Apertou os olhos úmidos e colocou o disco no prato. Mansamente levantou a agulha e a conduziu como o bico de um pássaro cego até a vasilha d’água. Deixou-a tombar.

–Lorena!
A voz vinha do jardim. Rapidamente ela arrepanhou a cabeleira, torceu-a na nuca e pôs-se nas pontas dos pés. Abriu os braços. Foi andando na listra em caracol do tapete, tensa como uma equilibrista num fio de arame.
–Lorena, bota a cabeça na janela, quero falar com você!
Ela vacilou perigosamente, o pé direito plantado na listra, o esquerdo em suspenso no ar. Descontraiu-se quando conseguiu pousar o esquerdo na frente do outro sem perder o equilíbrio: chegara ao fim da travessia. Inclinou-se para os lados numa profunda reverência, os braços em arco para trás, as mãos se tocando como pontas de asas entreabertas. Agradeceu recuando um pouco, o sorriso modesto posto no chão. Mas empolgou-se ao colher uma flor no ar, beijou-a, atirou-a triunfante para as galerias e voltou rodopiando à janela. Acenou para a jovem que esperava de braços cruzados no meio da alameda. Levou as mãos ao lado esquerdo do peito e suspirou com ênfase:
–Minha amada, seja bem-vinda. Veja que dia! É primavera, Lião, primavera. Vera, é verdade, prima, naturalmente primeira, a verdade primeira. Hum? Numa manhã assim tenho que me segurar senão saio voando, olha as margaridinhas, abriram todas! – apontou o canteiro embaixo da janela. – Coisa mais jóia. Bom-dia, minhas margaridinhas!
–Lorena, será que você podia me dar um pouco de atenção?
–Fala, Lia de Melo Schultz, fala.
Com um movimento brusco, Lia puxou as grossas meias brancas até os joelhos. A sacola de couro resvalou para o chão mas ela se concentrava nas meias, atenta como se esperasse vê-las escorregar em seguida. Apanhou a sacola.
–Será que amanhã sua mãe podia me emprestar o carro? Depois do jantar. Digamos às nove, entende.
Lorena debruçou-se na janela. Sorriu.
–Suas meias estão caindo.
–Ou enforcam os joelhos ou ficam desabando. Olha ai. No começo, este elástico apertava de deixar a perna roxa.
–Mas que idéia, querida, usar meia com este calor. E sapatões de alpinista, por que não calçou a sandália? Aquela marrom combina com a sacola.
–Hoje tenho que camelar o dia inteiro, putz. E sem meia, dá bolha no pé.
Provavelmente nas solas. Cafonérrimo. Pior do que bolhas só os tais joanetes de Irmã Bula. Joanete deve vir de Joana, houve uma antiga Joana com os primeiros pés deformados e os netos herdaram a deformação e viraram os joanetos. Ai meu Pai. Primavera, eu apaixonada e Lião falando em bolha no pé.

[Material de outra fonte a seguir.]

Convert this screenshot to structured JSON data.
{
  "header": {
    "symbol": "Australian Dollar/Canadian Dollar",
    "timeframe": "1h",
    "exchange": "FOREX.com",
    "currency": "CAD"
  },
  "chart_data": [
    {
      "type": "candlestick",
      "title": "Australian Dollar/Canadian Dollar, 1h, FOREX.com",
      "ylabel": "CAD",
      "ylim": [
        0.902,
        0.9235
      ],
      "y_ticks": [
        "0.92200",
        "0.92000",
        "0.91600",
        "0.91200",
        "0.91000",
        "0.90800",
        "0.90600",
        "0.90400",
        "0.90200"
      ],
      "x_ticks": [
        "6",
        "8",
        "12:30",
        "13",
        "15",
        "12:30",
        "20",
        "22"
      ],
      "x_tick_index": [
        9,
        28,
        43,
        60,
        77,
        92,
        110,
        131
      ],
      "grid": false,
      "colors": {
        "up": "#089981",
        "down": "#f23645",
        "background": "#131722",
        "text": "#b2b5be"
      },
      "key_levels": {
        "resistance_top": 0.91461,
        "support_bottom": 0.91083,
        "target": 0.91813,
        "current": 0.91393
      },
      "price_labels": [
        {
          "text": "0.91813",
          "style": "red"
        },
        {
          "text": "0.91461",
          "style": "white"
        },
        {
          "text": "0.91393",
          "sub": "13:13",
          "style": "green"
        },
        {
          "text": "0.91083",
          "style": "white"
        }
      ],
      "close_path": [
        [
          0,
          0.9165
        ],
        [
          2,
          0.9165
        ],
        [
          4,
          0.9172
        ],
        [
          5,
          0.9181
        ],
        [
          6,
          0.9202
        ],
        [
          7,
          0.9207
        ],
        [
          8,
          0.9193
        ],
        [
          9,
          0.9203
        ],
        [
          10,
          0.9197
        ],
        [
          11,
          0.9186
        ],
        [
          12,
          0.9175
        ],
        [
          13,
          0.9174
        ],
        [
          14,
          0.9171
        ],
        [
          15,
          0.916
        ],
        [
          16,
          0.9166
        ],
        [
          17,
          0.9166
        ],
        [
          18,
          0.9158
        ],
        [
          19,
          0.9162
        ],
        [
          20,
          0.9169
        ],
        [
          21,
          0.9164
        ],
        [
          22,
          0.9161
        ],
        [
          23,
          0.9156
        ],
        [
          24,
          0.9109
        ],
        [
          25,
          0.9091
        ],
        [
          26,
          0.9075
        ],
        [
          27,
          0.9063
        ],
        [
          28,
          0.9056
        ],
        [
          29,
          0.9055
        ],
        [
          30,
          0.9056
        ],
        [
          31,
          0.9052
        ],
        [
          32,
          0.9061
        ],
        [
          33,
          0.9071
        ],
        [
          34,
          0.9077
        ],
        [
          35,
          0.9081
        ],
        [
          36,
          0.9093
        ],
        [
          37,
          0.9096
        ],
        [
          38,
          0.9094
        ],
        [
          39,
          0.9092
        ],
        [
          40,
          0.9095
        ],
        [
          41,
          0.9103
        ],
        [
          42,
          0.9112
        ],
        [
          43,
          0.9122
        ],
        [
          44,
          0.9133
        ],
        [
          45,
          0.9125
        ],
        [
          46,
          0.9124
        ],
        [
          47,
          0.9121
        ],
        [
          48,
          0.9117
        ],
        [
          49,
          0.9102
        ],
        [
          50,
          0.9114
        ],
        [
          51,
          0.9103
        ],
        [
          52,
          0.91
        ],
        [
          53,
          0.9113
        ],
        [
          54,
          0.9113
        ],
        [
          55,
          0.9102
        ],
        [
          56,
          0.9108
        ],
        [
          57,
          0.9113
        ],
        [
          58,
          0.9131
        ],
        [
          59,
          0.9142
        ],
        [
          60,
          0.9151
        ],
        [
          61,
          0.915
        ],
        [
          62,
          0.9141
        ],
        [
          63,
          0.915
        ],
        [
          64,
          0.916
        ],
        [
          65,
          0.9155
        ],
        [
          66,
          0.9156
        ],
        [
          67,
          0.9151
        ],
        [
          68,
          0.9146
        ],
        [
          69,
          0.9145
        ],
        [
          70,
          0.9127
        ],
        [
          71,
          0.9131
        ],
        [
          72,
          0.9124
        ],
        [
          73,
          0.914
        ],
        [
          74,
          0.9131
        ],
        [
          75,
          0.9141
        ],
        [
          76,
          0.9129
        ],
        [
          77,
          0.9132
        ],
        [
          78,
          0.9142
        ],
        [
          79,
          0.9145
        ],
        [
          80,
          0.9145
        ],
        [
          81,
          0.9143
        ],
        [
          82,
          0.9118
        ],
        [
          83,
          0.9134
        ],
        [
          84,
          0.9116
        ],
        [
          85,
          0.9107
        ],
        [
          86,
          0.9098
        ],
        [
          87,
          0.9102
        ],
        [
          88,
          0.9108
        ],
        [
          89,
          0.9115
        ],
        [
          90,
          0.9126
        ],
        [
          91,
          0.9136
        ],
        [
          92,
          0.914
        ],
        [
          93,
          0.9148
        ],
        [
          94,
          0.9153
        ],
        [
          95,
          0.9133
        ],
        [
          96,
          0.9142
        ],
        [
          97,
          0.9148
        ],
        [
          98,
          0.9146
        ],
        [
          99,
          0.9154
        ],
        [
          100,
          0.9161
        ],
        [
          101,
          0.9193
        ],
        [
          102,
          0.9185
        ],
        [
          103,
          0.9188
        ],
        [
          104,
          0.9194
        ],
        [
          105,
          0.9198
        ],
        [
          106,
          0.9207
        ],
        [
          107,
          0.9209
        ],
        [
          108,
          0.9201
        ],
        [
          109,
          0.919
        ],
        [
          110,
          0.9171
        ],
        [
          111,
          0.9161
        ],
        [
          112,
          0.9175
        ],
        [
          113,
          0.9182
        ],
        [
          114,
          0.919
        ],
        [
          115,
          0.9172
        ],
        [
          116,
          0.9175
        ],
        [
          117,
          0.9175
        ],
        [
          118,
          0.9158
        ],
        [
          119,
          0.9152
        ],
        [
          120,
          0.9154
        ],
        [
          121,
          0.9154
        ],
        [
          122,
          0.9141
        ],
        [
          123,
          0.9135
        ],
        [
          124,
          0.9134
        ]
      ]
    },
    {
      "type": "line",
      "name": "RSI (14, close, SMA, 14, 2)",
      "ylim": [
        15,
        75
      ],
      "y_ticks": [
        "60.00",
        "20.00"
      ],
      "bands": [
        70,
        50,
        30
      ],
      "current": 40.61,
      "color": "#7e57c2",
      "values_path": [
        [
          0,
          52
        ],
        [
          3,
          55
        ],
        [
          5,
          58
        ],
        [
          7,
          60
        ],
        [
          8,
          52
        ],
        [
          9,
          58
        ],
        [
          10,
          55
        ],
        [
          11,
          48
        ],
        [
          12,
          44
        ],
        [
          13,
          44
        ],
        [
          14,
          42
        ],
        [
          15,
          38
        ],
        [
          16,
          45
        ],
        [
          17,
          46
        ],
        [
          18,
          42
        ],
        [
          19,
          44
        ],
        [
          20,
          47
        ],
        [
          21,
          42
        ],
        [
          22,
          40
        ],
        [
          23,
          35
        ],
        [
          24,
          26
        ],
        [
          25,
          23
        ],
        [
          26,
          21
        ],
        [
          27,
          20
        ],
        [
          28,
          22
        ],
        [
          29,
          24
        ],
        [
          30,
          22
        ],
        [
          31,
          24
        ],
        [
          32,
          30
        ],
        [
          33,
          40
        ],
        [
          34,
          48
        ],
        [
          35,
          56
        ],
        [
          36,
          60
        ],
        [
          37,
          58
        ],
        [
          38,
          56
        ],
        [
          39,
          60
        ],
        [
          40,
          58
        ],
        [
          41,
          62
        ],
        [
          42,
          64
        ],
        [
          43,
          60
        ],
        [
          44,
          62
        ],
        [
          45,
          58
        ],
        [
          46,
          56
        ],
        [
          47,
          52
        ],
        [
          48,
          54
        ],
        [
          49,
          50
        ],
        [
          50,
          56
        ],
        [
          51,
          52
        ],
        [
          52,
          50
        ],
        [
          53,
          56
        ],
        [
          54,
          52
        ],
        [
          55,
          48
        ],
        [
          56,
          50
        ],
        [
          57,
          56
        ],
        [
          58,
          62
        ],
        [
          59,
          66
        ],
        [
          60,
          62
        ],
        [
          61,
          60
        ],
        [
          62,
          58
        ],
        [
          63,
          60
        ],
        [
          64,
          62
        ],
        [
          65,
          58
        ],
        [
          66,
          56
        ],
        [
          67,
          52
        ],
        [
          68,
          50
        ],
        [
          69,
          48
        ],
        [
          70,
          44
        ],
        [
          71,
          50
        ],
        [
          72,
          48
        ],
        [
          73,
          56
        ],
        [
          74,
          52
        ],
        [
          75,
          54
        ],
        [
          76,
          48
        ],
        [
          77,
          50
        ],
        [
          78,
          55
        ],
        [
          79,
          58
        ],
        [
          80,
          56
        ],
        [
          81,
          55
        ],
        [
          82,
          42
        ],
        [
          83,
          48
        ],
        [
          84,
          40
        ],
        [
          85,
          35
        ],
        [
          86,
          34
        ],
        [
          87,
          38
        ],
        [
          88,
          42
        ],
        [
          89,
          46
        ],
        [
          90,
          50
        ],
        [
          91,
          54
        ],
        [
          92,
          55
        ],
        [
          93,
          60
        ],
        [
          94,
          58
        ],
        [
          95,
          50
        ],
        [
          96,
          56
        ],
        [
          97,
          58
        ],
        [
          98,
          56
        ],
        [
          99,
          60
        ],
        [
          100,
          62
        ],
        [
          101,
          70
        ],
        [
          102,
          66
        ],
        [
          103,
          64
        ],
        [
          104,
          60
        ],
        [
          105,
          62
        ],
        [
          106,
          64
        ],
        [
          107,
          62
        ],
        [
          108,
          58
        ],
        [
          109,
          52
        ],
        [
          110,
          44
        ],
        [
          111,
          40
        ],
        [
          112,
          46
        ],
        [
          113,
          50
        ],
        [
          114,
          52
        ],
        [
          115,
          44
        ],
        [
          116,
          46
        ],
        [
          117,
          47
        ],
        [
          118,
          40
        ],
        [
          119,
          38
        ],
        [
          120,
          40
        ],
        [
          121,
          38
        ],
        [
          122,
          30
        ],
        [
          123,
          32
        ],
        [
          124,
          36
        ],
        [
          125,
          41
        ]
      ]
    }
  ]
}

–Tenho umas meias tão bacanas, ainda nem usei, quer ir com elas?
–Só se forem francesas, entende.
–São suíças, minha queridinha.
–Não gosto da Suíça, é limpa demais.
E nem vão servir, imagine, ela deve calçar quarenta. Que idéia usar meias que engrossam os tornozelos, a coitadinha está com patas de elefante. Ainda assim, emagreceu, subversão emagrece.
–Lião, Lião, ando tão apaixonada. Se M. N. não telefonar, me mato.
(…).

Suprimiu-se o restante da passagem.